Все, с кем я потом ни говорила, удивлялись тому, как это можно прийти в обыкновенный магазин в самый что ни на есть обыкновенный день и сотворить такую чудовищную вещь. Но я-то его понимала — хорошо понимала, почему он решил отрубить себе руку. Я могла бы, наверное, поспорить, что он, выходя из общежития, улыбнулся стоявшим возле стойки у выхода девушкам, но никто не улыбнулся ему в ответ, а возможно, вообще не посмотрел в его сторону, как и все остальные студенты в университете, которые каждый день не смотрели в его сторону.
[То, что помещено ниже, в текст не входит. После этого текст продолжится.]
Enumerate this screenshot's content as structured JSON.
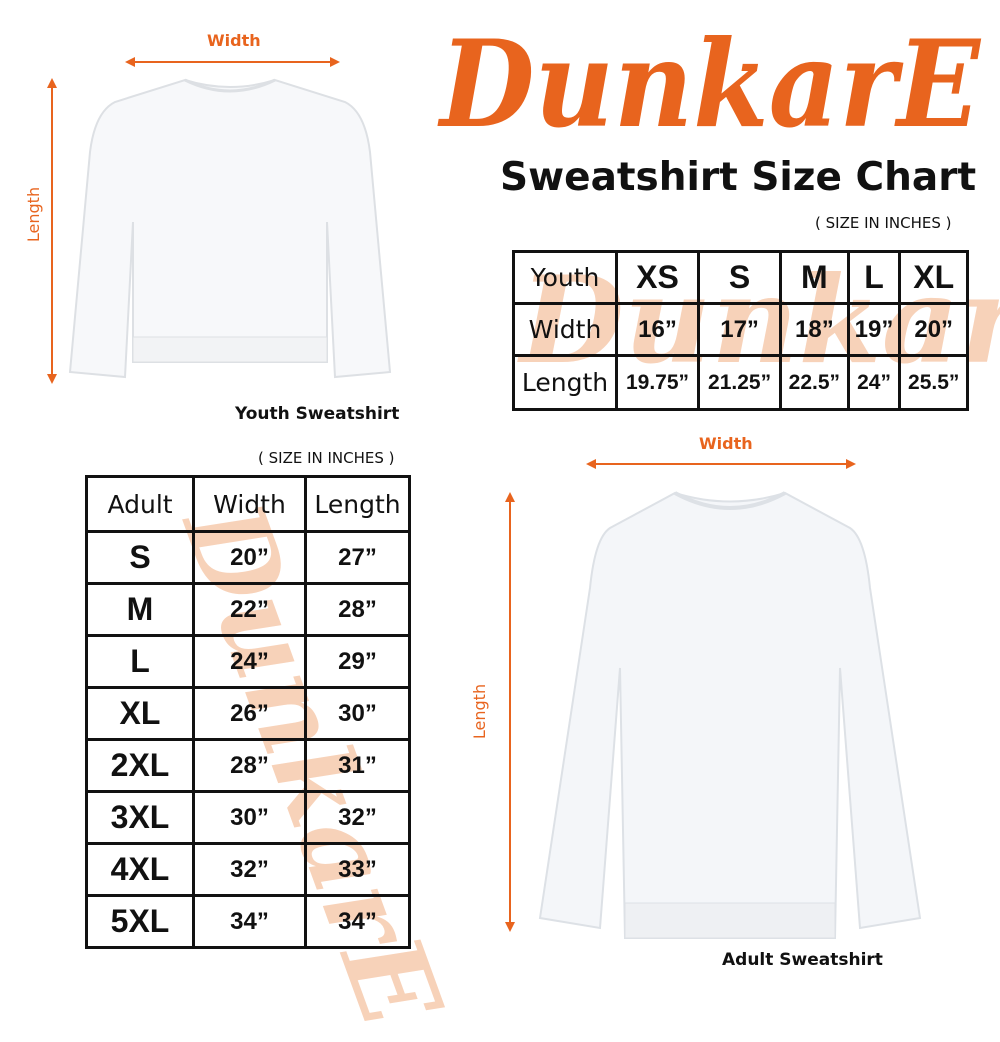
{
  "brand": {
    "logo_text": "DunkarE",
    "color": "#e8641e"
  },
  "title": "Sweatshirt Size Chart",
  "youth": {
    "unit_note": "( SIZE IN INCHES )",
    "caption": "Youth Sweatshirt",
    "width_label": "Width",
    "length_label": "Length",
    "table": {
      "header": [
        "Youth",
        "XS",
        "S",
        "M",
        "L",
        "XL"
      ],
      "rows": [
        [
          "Width",
          "16”",
          "17”",
          "18”",
          "19”",
          "20”"
        ],
        [
          "Length",
          "19.75”",
          "21.25”",
          "22.5”",
          "24”",
          "25.5”"
        ]
      ]
    }
  },
  "adult": {
    "unit_note": "( SIZE IN INCHES )",
    "caption": "Adult Sweatshirt",
    "width_label": "Width",
    "length_label": "Length",
    "table": {
      "header": [
        "Adult",
        "Width",
        "Length"
      ],
      "rows": [
        [
          "S",
          "20”",
          "27”"
        ],
        [
          "M",
          "22”",
          "28”"
        ],
        [
          "L",
          "24”",
          "29”"
        ],
        [
          "XL",
          "26”",
          "30”"
        ],
        [
          "2XL",
          "28”",
          "31”"
        ],
        [
          "3XL",
          "30”",
          "32”"
        ],
        [
          "4XL",
          "32”",
          "33”"
        ],
        [
          "5XL",
          "34”",
          "34”"
        ]
      ]
    }
  }
}
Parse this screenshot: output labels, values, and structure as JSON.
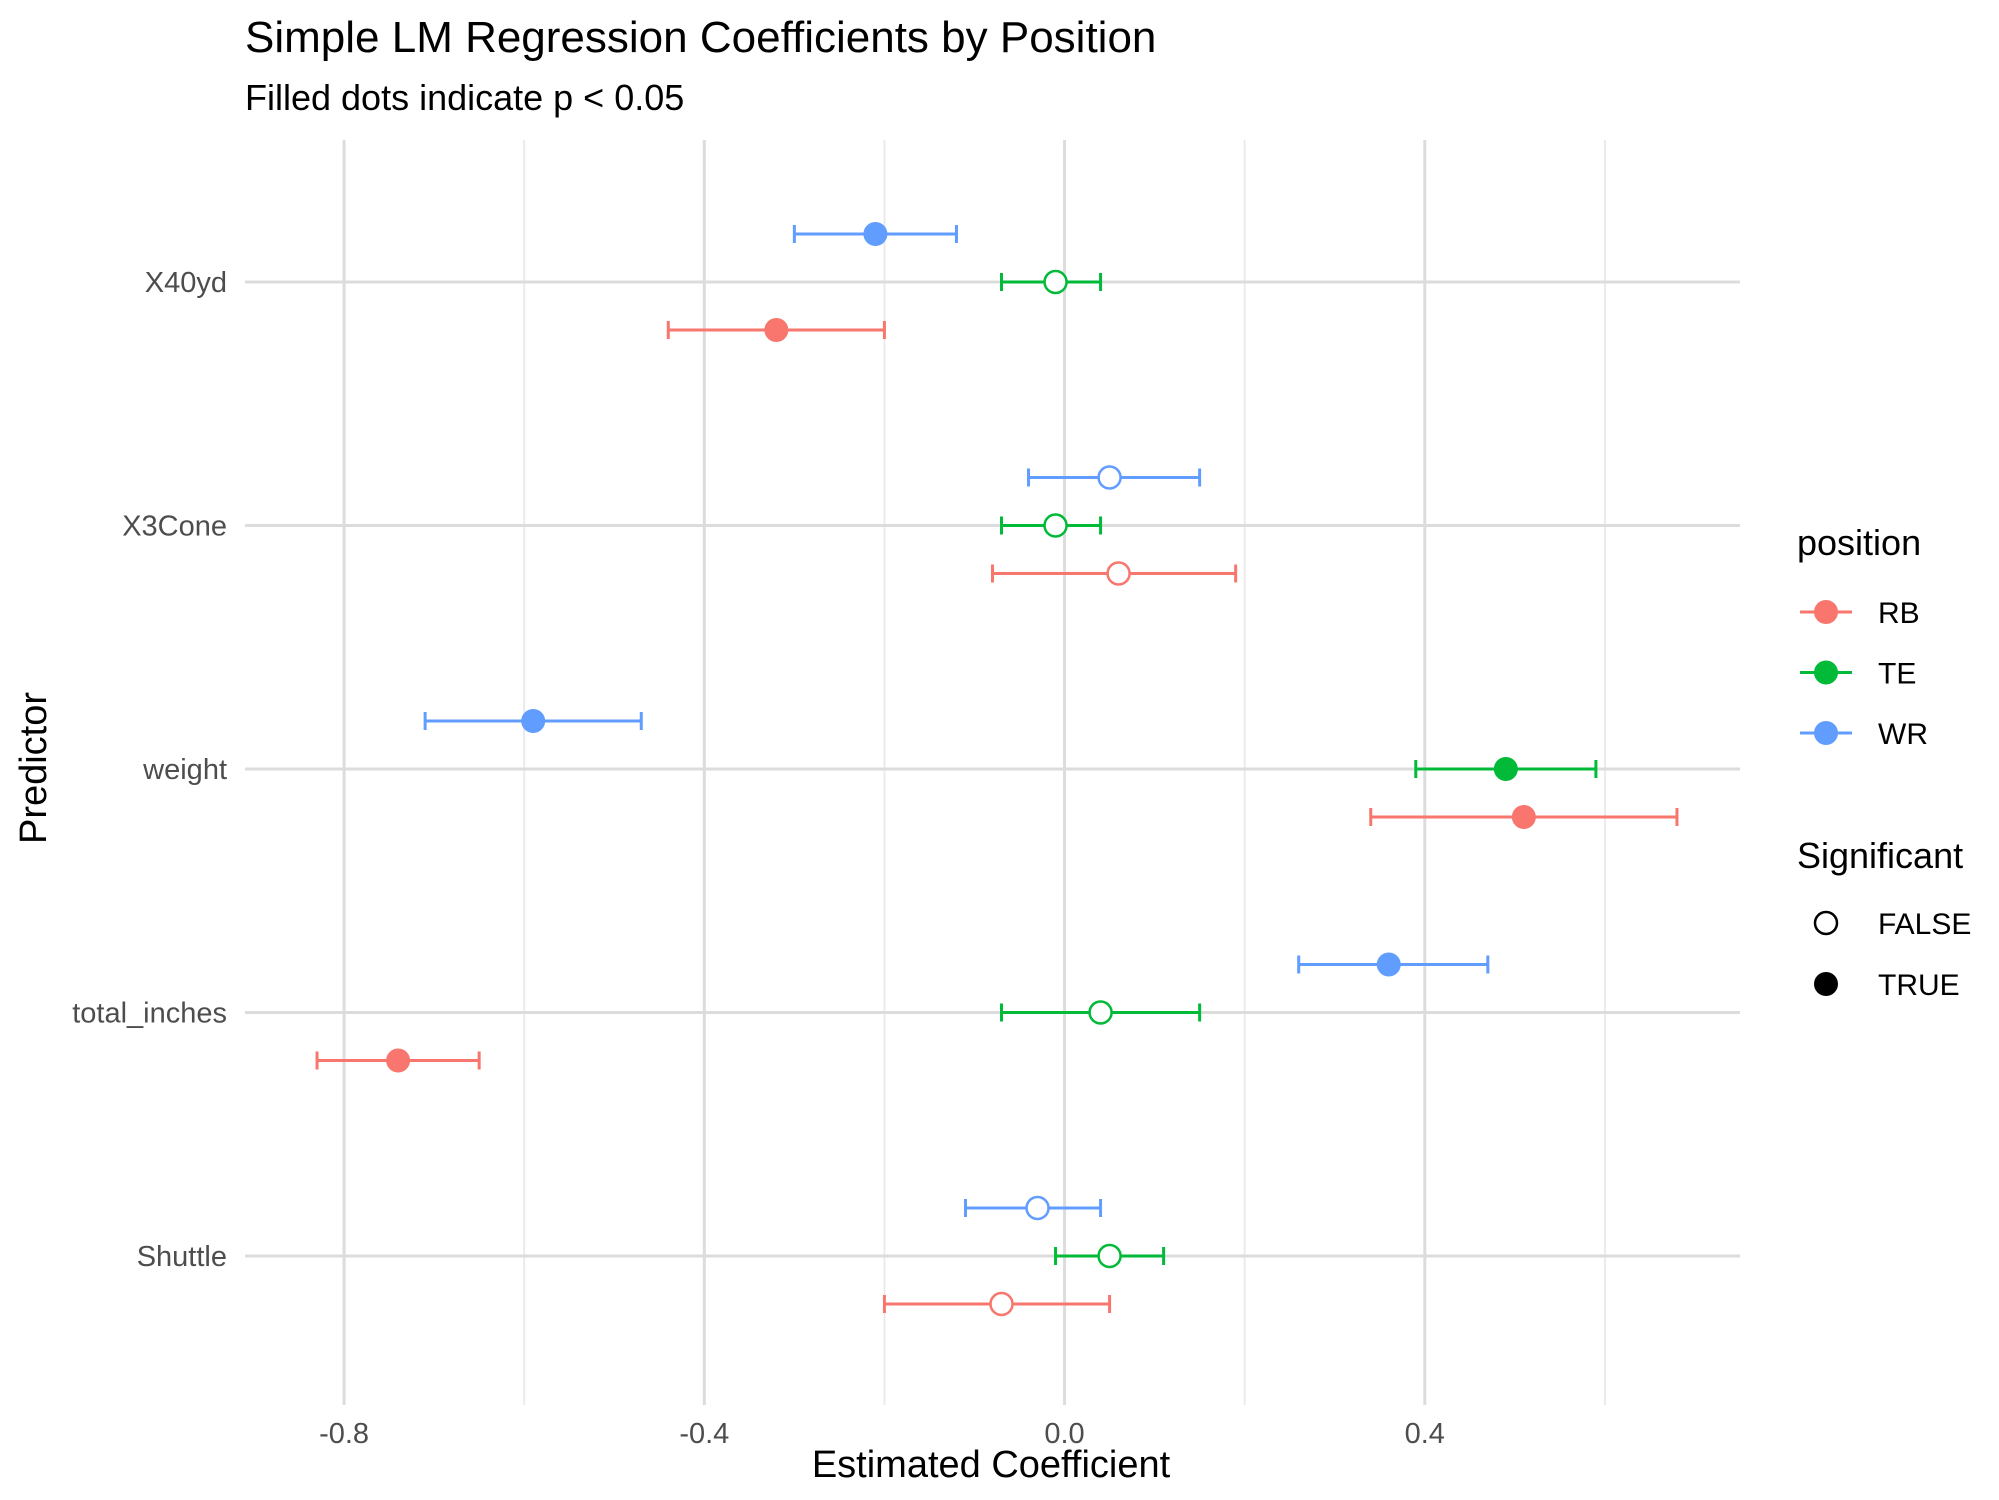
{
  "chart_data": {
    "type": "scatter",
    "title": "Simple LM Regression Coefficients by Position",
    "subtitle": "Filled dots indicate p < 0.05",
    "xlabel": "Estimated Coefficient",
    "ylabel": "Predictor",
    "xlim": [
      -0.91,
      0.75
    ],
    "x_ticks": [
      "-0.8",
      "-0.4",
      "0.0",
      "0.4"
    ],
    "categories": [
      "X40yd",
      "X3Cone",
      "weight",
      "total_inches",
      "Shuttle"
    ],
    "grid": true,
    "legend_placement": "right",
    "legend": {
      "position_title": "position",
      "significance_title": "Significant",
      "significance_labels": [
        "FALSE",
        "TRUE"
      ]
    },
    "series": [
      {
        "name": "RB",
        "color": "#F8766D",
        "points": [
          {
            "predictor": "X40yd",
            "estimate": -0.32,
            "lower": -0.44,
            "upper": -0.2,
            "significant": true
          },
          {
            "predictor": "X3Cone",
            "estimate": 0.06,
            "lower": -0.08,
            "upper": 0.19,
            "significant": false
          },
          {
            "predictor": "weight",
            "estimate": 0.51,
            "lower": 0.34,
            "upper": 0.68,
            "significant": true
          },
          {
            "predictor": "total_inches",
            "estimate": -0.74,
            "lower": -0.83,
            "upper": -0.65,
            "significant": true
          },
          {
            "predictor": "Shuttle",
            "estimate": -0.07,
            "lower": -0.2,
            "upper": 0.05,
            "significant": false
          }
        ]
      },
      {
        "name": "TE",
        "color": "#00BA38",
        "points": [
          {
            "predictor": "X40yd",
            "estimate": -0.01,
            "lower": -0.07,
            "upper": 0.04,
            "significant": false
          },
          {
            "predictor": "X3Cone",
            "estimate": -0.01,
            "lower": -0.07,
            "upper": 0.04,
            "significant": false
          },
          {
            "predictor": "weight",
            "estimate": 0.49,
            "lower": 0.39,
            "upper": 0.59,
            "significant": true
          },
          {
            "predictor": "total_inches",
            "estimate": 0.04,
            "lower": -0.07,
            "upper": 0.15,
            "significant": false
          },
          {
            "predictor": "Shuttle",
            "estimate": 0.05,
            "lower": -0.01,
            "upper": 0.11,
            "significant": false
          }
        ]
      },
      {
        "name": "WR",
        "color": "#619CFF",
        "points": [
          {
            "predictor": "X40yd",
            "estimate": -0.21,
            "lower": -0.3,
            "upper": -0.12,
            "significant": true
          },
          {
            "predictor": "X3Cone",
            "estimate": 0.05,
            "lower": -0.04,
            "upper": 0.15,
            "significant": false
          },
          {
            "predictor": "weight",
            "estimate": -0.59,
            "lower": -0.71,
            "upper": -0.47,
            "significant": true
          },
          {
            "predictor": "total_inches",
            "estimate": 0.36,
            "lower": 0.26,
            "upper": 0.47,
            "significant": true
          },
          {
            "predictor": "Shuttle",
            "estimate": -0.03,
            "lower": -0.11,
            "upper": 0.04,
            "significant": false
          }
        ]
      }
    ]
  }
}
Вот тут он, человек-невидимка, и отправился в магазин, и у него было только одно желание. Я уже хорошо к тому времени знала Ренни и не сомневалась — какое. Одно-единственное, тайное, неистовое желание: снова стать человеком.
Я немедленно отправилась в больницу, нашла блок интенсивной терапии и упросила, чтобы меня пропустили внутрь. Какая-то из медсестер меня вспомнила, к тому же я и в самом деле была страшно огорчена и перепугана. К членам семьи я не относилась, и потому в палату мне было нельзя, но зато мне велели подождать. Чего ждать, я не поняла. Я села на один из твердых пластиковых больничных стульев.
Видимо, если кто-то обо мне хоть что-то знал, то признать меня было нетрудно: жертва молнии, товарищ по несчастью, такой же безнадежный монстр. В холле появилась девочка-подросток и опустилась на стул рядом со мной.
— Вы друг Ренни, — сказала она. И представилась как его сестра Марина.
— Он поправится? — спросила я.
— Ему лучше, чем вы думаете.
Голос у Марины был мягкий, такой же как у Ренни. Волосы у нее были стянуты на затылке бархатной тесемкой. Вероятно, она была рыжая, потому что мне предстала беловолосой. Юной такой старушкой, озабоченной состоянием брата. Он говорил про свою сестру, что она у него умненькая. Семейная любимица.
— Им удалось пришить кисть, воссоединить нервные окончания. Возможно, она потеряет чувствительность. Или восстановится, но не в полной мере. Сейчас самое для нас опасное — это большая потеря крови.
— Я должна была помочь ему доделать макет для зачета. Потому все и произошло. Я забыла напрочь.
Мне хотелось упасть перед ней на колени и молить о прощении. Хотелось вырвать свое сердце и бросить к ее ногам на виниловый плиточный пол.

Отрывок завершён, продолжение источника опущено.